Percevoir que la pierre est d’un coté de la fenêtre, à l’extérieur, dans la lumière. 
Prendre conscience que l’être qui, par le regard, perçoit la pierre, est à l’intérieur de la fenêtre, dans l’obscurité. 
Tout en gardant conscience de la pierre extérieure et de la fenêtre des yeux, tourner son attention sur la sensation intérieure d’être, d’exister. 
Peu à peu concentrer fortement son attention sur cette seule sensation d’être.
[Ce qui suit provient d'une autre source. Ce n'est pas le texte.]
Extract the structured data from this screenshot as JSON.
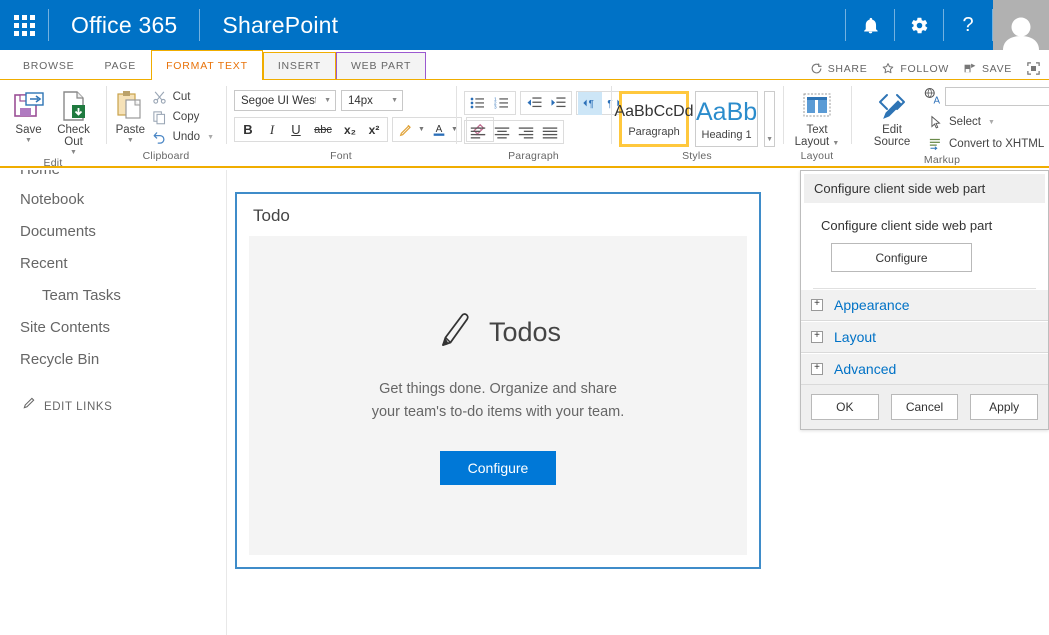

Quand la conscience d’être est bien stable, se concentrer pour percevoir alors clairement comme trois objets distincts la pierre à l’extérieur, la fenêtre des yeux, la conscience du soi à l’intérieur.

Se concentrer un instant sur la perception des trois objets de la conscience.
Quand la perception des trois objets est bien stable, repporter son attention sur la sensation d’être et, dans un premier temps, situer physiquement cette perception dans le Dan Tian inférieur. 
Sans fermer les yeux ni détourner le regard de la pierre au sol, rassembler alors peu à peu toutes ses facultés de perception, sensorielles et mentales, sur le dan tian et la sensation d’être. 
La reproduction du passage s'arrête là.